Main Page   Modules   Namespace List   Class Hierarchy   Compound List   File List   Namespace Members   Compound Members   Examples  

A Simple Bioinformatics Generic C++ Toolkit

0.0.1

"In our struggle to develop quality software, If we must, let our code take hours to compile but seconds to run, for we have gained nothing if it takes seconds to compile and hours to run!"

-- General Template rallying his generic programming army before the battle of namespace bioinfo { }.

Introduction

This first phase of library development includes basic data types useful in a wide range of bioinformatics applications. That means no (even semi) sophisticated algorithms. The criteria for inclusion in this first phase are tools that rarely need to be written more then once.

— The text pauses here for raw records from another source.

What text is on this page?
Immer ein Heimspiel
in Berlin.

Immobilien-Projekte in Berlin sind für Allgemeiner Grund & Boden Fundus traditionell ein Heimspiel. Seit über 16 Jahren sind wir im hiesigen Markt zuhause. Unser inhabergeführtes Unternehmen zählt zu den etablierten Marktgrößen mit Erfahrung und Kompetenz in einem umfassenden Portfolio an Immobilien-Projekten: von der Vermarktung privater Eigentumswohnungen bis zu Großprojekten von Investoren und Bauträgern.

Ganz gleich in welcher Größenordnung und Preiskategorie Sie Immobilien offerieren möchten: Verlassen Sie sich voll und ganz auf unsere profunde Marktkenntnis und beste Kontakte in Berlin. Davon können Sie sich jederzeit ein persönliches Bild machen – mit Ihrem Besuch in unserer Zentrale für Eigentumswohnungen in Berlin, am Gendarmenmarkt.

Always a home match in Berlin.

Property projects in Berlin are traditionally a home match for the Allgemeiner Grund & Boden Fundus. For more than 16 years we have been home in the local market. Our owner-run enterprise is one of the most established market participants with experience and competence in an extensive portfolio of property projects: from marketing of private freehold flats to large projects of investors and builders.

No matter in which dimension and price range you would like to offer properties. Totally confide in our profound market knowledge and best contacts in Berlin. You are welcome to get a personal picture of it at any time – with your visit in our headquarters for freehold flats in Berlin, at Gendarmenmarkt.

These are the things that one should feel silly about having to write, and you might say to yourself "surely, someone did this exact same simple thing already". As an example, things that will be included are reading and writing fasta files and simple string handling. Things that will not be included are statistical analysis algorithms like gc % counting. The focus on this libary should be doing the simple things really well. Once the dust settles on this phase, perhaps additional components will implement more sophisticated algorithms, based on the well written building blocks.

Software Design Principles

There are three basic principles, which should dictate the design and implementation of the library.

1) Employ software design principles that are well established and widely used. Take a generic programming approach.

In this regard look to the Standard Template Library design principles and employ design patterns where appropriate. The library should work with STL wherever possible.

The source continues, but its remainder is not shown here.